Flobamora Bali Cup Kembali Ricuh, Lagi-Lagi Karena Ulah Satgas Keamanan

MARJIN NEWS
30 May 2018

Menurut keterangan para pemain IKKAMATIM FC kepada media ini, Satgas Flobamora Bali justru menampilkan kekerasan fisik dengan cara menandukan kepala kepada para pemain yang sedang bereforia gembira karena berhasil mencetak gol. (Foto: Tim IKKAMATIM FC)
Denpasar, Marjinnews.com- Turnamen Flobamora Bali Cup ke IX yang mempertemukan antara IKKAMATIM FC versus Ofalangga (Rote) di GOR Ngurah Rai Denpasar pada Selasa (29/5) kemarin berlangsung tidak kondusif.

Hal ini diakibatkan oleh tindakan Satgas Flobamora Bali yang bertugas menjaga keamanan di dalam turnamen tersebut justru melakukan tindakan yang menurut tim IKKAMATIM FC tidak etis dilakukan oleh pihak yang dipercaya sebagai penjaga keamanan.

Sebab, menurut keterangan para pemain IKKAMATIM FC kepada media ini, Satgas Flobamora Bali justru menampilkan kekerasan fisik dengan cara menandukan kepala kepada para pemain yang sedang bereforia gembira karena berhasil mencetak gol ke tim lawan yaitu Ofalangga FC (Rote), sehingga mengakibatkan Pemain nomor punggung 19 atas nama Heri mengalami luka di pipi bagian kanan akibat tandukan kepala dari Satgas tersebut.

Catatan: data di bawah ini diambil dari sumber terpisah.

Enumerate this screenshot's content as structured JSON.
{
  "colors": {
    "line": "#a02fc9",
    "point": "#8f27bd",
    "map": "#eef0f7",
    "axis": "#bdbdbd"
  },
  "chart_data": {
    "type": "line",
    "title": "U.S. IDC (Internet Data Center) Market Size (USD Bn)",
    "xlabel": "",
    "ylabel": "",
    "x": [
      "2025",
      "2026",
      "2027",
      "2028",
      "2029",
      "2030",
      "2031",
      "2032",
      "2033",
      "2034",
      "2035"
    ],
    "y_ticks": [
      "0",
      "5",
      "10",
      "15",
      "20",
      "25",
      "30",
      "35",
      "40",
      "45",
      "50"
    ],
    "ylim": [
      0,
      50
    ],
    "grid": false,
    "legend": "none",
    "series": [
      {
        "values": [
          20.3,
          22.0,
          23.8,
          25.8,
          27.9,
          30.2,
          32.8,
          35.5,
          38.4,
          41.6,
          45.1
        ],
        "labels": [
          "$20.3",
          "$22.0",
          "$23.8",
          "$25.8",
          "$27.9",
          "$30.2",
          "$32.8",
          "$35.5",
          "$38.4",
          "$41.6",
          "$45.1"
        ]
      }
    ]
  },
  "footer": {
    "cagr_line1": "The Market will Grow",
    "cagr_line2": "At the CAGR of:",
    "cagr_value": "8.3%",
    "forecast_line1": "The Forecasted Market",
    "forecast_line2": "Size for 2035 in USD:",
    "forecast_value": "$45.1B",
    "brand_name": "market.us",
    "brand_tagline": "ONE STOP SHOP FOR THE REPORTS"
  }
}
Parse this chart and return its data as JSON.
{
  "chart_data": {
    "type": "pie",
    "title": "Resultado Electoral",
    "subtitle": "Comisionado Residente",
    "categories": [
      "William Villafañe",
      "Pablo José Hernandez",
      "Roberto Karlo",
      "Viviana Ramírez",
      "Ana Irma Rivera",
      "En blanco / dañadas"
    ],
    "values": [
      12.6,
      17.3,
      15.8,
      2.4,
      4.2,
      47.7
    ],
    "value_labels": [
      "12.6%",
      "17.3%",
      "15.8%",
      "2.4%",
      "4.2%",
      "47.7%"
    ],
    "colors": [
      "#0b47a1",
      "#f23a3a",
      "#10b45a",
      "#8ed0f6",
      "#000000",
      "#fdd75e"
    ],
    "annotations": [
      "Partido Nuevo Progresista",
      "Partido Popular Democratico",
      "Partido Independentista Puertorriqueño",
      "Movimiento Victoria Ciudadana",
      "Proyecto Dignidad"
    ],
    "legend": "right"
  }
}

Menurut keterangan pemain IKKAMTIM FC, Hans Lewar dengan nomor punggung 7, kejadian itu bermula ketika dirinya melakukan selebrasi setelah berhasil mencetak gol ke tim Ofalangga FC (Rote).

Melihat keberhasilan yang telah ditunjukan oleh rekannya itu, Heri Pemain cadangan dari IKKAMATIM FC langsung mendekati rekan seperjuangannya itu dengan menghampiri memeluk Hans Lewar di sisi garis lapangan.

Setelah memeluk rekannya itu, Heri yang menggunakan nomor punggung 19 kembali ketempatnya, tiba-tiba datang Satgas dan langsung menanduknya dengan kepala ke pipi kanan pemain cadangan IKAMATIM FC tersebut sehingga mengakibatkan pipi kanannya itu terluka.

Hans Lewar pemain IKKAMATIM FC berharap kepada Satgas Flobamora Bali agar jangan terlalu cepat mengambil keputusan untuk melakukan kontak fisik.

Menurut pemain asal Lambaleda ini, Satgas itu tugasnya mengamankan, bukan manganiaya orang, tegasnya.

Atas insiden tersebut, Pius Endo Ketua IKKAMATIM Bali, ketika dihubungi media ini melalui pesan WhatsApp mengatakan, terkait masalah ini sudah diselesaikan dengan cara kekeluargaan.

"Sambil berbenah untuk tidak terjadi lagi, mari kita dukung turnamen ini denga hati dan mengedepankan persaudaraan, kasih, sukacita dan saling memaafkan," terang Endo.

Menurut Endo, masih ada hal lain yang lebih penting daripada sekedar menang, tegasnya.

Pius Endo menambahkan, bahwa dirinya berharap agar semua yang terlibat dalam turnamen Flobamora Bali  ini dapat bertindak secara dewasa.

"Masukan untuk kita semua, agar bertindak bijak, dewasa, tidak emosional, dan menahan diri, karena turnamen ini sejatinya ialah dari kita untuk kita," tukasnya.

Lanjut Endo, "ada riak itu wajar, sikapi secara bijak dan dewasa. Hindari dramatisasi, dan minimalisasi menjadi muara pada solusi," pungkasnya.

Untuk diketahui, laga kemarin Selasa (29/5) yang mempertemukan IKKAMTIM FC melawan Ofalangga FC (Rote)  berhasil dimenangkan oleh IKKAMTIM FC dengan perolehan skor 4 untuk IKKAMATIM FC sementara Ofallongga FC hanya mendapat dua gol.

Sampai berita ini diturunkan Marjinnews sudah menghubungi pihak Flobamora Bali, melalui ketua Umumnya Yusdi Dias melalui pesan WhatsApp, namun pihak ketua Flobamora Bali hanya membacanya dan belum memberi tanggapan kepada media ini.